Les habitants du village, quand ils apprirent que Georges Somers était de retour se pressèrent pour le voir, lui offrant tout le bien-être et l’assistance que leurs humbles ressources mettaient à leur disposition. Mais il était trop faible pour causer, il ne put que les remercier des yeux. Sa mère était sa fidèle garde-malade, et il semblait ne pas vouloir du secours d’une autre main.

Il y a dans la maladie quelque chose qui terrasse et brise l’orgueil de l’homme, qui amollit le cœur et le ramène aux sentiments de l’enfance. Qui donc a langui, même dans un âge avancé, sous le poids de la maladie et du désespoir ; qui donc s’est agité sur un lit de souffrance, dans l’isolement et l’oubli d’une terre étrangère, et qui ne s’est pas souvenu de la mère « qui couva des yeux son enfance », qui passait la main sur son oreiller et venait en aide à sa faiblesse ? Oh ! dans l’amour d’une mère pour son fils il est une ténacité de tendresse qui laisse derrière elle toute autre affection du cœur. L’égoïsme ne la glacera pas, le danger ne la domptera pas, l’indignité ne l’amortira pas, l’ingratitude ne l’étouffera pas. Pour lui, s’il le faut, elle fera le sacrifice de tout son bien-être ; ses plaisirs à elle ne passeront qu’après ses plaisirs à lui ; elle fera sa gloire de sa renommée, triomphera dans ses prospérités ; — et si le malheur l’atteint, son malheur ne le lui rendra que plus cher ; — et si la honte s’attache à son nom, elle continuera de l’aimer, de le choyer, en dépit de sa honte ; — et si partout tout le monde le repousse, elle sera tout un monde pour lui.

Le pauvre Georges Somers avait su ce que c’est que d’être malade et de n’avoir personne pour endormir vos douleurs ; — solitaire et captif, et personne pour vous visiter. Il ne pouvait souffrir que sa mère s’écartât. S’éloignait-elle un instant, son œil la suivait. Elle restait là des heures entières, assise à son chevet, le veillant pendant son repos. Parfois il se réveillait en sursaut au milieu d’un songe enfanté par la fièvre, et jetait autour de lui des regards inquiets, jusqu’à ce qu’il la vît se pencher au-dessus de sa tête ; alors il lui prenait la main, la posait sur son sein, et s’endormait du sommeil tranquille de l’enfant. C’est ainsi qu’il mourut.
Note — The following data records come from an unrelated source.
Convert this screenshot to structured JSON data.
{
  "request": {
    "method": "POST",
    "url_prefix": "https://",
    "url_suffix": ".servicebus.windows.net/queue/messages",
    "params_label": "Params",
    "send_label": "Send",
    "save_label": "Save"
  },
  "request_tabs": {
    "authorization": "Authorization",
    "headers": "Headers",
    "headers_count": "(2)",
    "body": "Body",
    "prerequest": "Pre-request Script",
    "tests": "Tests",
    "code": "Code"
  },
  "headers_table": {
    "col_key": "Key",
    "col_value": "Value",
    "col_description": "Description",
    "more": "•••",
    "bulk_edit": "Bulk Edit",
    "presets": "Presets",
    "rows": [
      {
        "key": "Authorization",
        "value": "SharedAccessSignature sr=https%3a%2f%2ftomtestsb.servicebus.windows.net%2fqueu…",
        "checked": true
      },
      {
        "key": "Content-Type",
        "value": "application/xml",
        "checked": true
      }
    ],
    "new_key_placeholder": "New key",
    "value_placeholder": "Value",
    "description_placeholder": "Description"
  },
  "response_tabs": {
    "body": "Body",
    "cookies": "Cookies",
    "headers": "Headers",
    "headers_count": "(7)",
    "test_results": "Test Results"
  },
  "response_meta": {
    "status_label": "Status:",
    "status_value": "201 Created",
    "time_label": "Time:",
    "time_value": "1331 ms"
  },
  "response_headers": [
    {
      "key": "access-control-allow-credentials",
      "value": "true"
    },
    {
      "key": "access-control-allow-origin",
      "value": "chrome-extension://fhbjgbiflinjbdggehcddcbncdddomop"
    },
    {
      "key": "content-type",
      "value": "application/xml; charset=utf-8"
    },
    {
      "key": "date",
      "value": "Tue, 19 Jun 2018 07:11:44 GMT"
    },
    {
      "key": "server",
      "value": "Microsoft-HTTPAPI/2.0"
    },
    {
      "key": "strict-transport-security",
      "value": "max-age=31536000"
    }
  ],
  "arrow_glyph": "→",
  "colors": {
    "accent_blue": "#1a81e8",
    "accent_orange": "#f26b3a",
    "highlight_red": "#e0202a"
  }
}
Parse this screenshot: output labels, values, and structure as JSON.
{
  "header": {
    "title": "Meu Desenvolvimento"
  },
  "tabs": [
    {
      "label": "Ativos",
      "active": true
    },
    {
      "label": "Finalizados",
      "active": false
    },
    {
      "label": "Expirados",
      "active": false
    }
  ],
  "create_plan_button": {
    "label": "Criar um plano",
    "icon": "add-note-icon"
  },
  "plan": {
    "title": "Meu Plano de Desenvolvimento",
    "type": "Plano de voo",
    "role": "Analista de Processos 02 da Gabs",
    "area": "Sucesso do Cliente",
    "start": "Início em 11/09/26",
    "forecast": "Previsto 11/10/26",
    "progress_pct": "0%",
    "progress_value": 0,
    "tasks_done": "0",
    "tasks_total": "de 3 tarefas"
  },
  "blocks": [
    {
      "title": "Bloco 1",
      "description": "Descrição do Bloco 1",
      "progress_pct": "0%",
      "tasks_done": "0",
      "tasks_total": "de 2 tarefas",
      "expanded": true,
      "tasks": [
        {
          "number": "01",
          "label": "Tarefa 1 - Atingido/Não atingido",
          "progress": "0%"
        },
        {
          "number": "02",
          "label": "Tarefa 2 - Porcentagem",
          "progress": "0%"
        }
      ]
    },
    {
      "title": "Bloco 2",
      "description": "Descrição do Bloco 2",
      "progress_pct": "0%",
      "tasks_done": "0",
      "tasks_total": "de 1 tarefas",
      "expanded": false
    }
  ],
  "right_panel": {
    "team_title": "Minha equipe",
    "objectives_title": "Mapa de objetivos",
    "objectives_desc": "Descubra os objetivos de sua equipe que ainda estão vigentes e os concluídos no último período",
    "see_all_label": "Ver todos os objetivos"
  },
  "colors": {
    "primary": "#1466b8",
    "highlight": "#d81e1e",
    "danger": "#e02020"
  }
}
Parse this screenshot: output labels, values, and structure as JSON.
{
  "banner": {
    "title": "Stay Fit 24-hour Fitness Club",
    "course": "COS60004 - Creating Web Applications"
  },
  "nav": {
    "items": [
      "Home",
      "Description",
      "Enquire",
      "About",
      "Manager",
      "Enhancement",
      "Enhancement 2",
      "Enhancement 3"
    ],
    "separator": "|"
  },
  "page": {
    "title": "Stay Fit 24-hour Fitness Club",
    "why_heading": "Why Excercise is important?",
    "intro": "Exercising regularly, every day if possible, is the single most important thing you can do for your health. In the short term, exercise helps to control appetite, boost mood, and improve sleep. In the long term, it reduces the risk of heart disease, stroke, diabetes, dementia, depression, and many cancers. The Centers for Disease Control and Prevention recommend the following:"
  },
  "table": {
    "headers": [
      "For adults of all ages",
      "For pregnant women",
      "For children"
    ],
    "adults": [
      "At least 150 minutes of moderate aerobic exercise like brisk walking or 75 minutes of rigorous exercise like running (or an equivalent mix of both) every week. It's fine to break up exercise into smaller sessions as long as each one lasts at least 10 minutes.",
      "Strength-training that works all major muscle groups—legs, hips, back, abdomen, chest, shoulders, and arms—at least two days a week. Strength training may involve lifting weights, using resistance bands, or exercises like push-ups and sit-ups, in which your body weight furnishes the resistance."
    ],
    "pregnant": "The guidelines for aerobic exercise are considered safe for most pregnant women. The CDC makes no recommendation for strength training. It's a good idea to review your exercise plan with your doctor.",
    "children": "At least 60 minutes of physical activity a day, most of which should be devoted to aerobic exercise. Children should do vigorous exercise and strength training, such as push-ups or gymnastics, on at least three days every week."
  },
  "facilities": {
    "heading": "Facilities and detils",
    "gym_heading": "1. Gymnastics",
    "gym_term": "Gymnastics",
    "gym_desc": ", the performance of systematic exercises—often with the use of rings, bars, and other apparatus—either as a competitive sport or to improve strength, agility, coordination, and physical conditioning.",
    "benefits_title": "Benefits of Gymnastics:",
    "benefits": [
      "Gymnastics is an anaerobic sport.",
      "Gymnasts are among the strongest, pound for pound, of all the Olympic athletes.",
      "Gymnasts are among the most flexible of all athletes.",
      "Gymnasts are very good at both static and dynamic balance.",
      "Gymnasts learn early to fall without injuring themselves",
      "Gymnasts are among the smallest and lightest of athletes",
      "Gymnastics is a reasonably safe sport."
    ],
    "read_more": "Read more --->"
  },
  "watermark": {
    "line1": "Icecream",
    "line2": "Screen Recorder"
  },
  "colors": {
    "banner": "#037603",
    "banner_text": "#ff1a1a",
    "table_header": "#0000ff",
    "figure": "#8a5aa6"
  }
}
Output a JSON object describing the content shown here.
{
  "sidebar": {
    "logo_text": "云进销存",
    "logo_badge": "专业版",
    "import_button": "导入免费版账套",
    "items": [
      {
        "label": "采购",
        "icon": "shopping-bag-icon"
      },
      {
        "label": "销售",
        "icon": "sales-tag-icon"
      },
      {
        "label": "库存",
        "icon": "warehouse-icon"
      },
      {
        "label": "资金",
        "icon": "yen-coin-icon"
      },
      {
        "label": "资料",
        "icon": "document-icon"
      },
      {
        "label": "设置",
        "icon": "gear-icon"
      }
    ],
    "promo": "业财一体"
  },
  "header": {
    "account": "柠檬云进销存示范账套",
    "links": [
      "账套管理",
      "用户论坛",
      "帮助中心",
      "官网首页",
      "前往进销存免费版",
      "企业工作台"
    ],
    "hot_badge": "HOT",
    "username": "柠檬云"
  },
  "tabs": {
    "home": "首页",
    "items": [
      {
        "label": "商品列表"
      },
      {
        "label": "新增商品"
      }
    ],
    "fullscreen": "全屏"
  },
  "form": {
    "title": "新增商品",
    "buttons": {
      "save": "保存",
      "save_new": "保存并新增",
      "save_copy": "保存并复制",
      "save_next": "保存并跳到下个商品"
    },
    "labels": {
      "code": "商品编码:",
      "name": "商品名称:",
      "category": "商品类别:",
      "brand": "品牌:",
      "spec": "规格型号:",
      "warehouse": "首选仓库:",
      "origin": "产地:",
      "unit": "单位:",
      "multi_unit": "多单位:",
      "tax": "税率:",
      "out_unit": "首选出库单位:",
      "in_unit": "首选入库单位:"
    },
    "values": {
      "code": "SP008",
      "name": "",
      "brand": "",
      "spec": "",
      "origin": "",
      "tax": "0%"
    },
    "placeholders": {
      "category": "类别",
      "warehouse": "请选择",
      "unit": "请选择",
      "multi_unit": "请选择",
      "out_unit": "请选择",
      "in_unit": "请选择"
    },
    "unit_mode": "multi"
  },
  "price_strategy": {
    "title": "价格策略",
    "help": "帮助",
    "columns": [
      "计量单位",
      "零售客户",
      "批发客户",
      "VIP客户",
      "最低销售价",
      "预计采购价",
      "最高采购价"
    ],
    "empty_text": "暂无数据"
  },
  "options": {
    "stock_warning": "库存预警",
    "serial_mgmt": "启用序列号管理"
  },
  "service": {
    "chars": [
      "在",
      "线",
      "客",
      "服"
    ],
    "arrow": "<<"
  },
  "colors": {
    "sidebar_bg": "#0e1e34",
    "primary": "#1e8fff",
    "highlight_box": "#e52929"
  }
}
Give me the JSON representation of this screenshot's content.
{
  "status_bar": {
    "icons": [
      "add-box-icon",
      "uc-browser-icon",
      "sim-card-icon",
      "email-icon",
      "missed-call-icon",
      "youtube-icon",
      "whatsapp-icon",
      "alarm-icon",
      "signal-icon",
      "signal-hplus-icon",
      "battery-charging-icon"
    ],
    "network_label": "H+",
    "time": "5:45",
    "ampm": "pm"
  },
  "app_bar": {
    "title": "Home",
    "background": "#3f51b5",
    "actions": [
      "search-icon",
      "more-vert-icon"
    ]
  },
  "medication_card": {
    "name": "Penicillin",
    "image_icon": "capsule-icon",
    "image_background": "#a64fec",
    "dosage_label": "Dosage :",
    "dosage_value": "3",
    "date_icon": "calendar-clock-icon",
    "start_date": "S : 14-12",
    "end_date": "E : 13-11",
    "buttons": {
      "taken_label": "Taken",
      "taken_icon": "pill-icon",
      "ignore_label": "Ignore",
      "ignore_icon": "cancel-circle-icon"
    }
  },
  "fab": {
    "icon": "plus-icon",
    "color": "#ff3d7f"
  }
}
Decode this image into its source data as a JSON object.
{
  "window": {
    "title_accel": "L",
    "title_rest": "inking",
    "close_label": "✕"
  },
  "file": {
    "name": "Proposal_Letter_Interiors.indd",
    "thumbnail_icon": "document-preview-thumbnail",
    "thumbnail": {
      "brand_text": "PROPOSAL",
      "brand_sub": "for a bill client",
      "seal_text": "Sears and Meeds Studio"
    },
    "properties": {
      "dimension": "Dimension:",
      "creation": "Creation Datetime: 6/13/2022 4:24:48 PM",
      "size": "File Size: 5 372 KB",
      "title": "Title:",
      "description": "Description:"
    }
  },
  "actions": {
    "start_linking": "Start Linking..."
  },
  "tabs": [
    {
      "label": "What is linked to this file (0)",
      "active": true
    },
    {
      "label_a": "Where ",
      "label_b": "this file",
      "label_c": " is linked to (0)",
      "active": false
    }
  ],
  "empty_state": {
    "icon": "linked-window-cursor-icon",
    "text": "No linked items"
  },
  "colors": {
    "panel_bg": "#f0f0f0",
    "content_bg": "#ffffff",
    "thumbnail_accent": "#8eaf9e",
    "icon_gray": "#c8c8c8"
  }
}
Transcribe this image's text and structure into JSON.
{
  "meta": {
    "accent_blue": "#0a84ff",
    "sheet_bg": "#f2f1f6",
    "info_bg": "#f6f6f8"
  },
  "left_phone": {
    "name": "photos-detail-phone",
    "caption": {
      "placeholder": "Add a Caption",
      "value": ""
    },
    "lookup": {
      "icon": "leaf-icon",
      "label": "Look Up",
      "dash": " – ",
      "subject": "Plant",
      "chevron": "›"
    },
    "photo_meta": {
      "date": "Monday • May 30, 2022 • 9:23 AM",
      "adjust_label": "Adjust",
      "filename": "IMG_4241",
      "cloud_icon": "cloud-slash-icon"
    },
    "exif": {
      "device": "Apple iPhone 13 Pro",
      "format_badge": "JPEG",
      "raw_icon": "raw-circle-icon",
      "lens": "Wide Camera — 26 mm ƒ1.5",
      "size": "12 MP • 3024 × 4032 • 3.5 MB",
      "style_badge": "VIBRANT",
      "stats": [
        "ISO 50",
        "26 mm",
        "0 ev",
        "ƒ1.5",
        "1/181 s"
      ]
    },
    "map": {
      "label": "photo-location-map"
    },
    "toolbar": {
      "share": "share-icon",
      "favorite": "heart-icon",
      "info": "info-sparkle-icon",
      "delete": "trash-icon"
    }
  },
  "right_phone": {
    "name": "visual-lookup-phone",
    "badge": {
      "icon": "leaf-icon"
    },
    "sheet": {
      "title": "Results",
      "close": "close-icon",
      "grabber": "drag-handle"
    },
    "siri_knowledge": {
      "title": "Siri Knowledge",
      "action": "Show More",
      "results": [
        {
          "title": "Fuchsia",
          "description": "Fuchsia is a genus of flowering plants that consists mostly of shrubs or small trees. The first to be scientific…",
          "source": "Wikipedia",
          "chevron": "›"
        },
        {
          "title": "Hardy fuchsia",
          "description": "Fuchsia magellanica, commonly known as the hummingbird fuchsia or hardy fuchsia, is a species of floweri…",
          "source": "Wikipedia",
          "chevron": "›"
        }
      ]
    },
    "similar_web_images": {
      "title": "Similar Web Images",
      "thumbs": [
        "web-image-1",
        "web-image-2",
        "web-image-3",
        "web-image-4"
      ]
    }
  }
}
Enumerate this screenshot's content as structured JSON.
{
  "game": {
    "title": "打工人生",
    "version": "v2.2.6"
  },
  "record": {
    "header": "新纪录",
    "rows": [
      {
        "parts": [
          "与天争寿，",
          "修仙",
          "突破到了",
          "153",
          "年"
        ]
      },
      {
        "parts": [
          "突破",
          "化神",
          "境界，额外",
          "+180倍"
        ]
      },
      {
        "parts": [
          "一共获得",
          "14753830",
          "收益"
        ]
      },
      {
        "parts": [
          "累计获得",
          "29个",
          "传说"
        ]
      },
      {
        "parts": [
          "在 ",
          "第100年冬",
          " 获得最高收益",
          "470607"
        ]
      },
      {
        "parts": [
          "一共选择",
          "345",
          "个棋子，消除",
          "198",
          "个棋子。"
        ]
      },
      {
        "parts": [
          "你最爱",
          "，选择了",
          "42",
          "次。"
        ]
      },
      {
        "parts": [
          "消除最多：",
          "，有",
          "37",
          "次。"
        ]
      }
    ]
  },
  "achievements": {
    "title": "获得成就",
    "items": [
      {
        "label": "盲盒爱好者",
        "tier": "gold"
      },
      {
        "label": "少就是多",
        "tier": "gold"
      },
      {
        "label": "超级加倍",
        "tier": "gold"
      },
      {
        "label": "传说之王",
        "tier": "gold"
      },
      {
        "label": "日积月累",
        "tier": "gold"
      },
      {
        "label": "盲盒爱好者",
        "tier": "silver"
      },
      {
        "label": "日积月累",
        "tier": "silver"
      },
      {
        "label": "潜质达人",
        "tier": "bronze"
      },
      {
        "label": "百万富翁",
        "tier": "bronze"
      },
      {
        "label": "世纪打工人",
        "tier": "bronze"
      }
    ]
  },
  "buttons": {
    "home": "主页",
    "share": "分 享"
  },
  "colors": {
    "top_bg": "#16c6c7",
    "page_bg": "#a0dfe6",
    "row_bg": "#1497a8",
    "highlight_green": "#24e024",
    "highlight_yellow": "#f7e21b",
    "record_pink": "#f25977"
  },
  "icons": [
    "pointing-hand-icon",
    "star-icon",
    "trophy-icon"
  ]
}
Mon premier mouvement, quand j’eus entendu ce simple récit d’affliction, fut de visiter la chaumière de l’infortunée, de lui offrir quelques secours pécuniaires, et, s’il était possible, des consolations. Mais en m’informant je découvris que les bons sentiments des villageois les avaient portés à faire tout ce que la circonstance exigeait ; et comme les pauvres savent mieux que personne comment s’y prendre pour adoucir leurs douleurs mutuelles, je n’osai pas m’avancer.

Le dimanche suivant, j’étais à l’église du village, quand, à ma grande surprise, je vis la pauvre vieille femme descendre en chancelant l’aile qui menait à sa place accoutumée sur les marches de l’autel.

Elle s’était efforcée de mettre quelque chose comme des vêtements de deuil à l’occasion de la mort de son fils ; et rien en pouvait être plus touchant que cette lutte entre l’affection pieuse et l’extrême misère : un ruban noir ou à peu près — un mouchoir noir décoloré, et puis une ou deux tentatives aussi malheureuses pour exprimer par des signes extérieurs cette douleur qui ne s’arrête pas à la surface. Comme je promenais mes regards sur les monuments historiés, sur les magnifiques ornements, sur cette splendeur, aussi froide que le marbre, dont s’entourait la grandeur pour gémir pompeusement sur l’orgueil évanoui, et que je les reportais sur cette pauvre veuve que l’âge et le chagrin courbaient devant l’autel de son Dieu, qui lui tendait les prières et les louanges d’un cœur pieux quoique brisé, je sentis que ce monument vivant de douleur réelle valait à lui seul tous les autres.

Je racontai son histoire à quelques-uns des membres opulents de la congrégation, et ils en furent touchés. Ils s’employèrent pour rendre sa position plus confortable, pour alléger ses afflictions. Mais ce n’était que rendre moins pénibles ses derniers pas vers la tombe. Un dimanche ou deux s’étaient à peine écoulés, que la place qu’elle occupait d’ordinaire à l’église était vide ; et j’appris avec un sentiment de satisfaction, avant de quitter le voisinage, qu’elle avait doucement rendu le dernier soupir, et était allée rejoindre ceux qu’elle avait aimés, dans le monde où l’on ne connaît pas le chagrin, où les amis ne sont jamais séparés.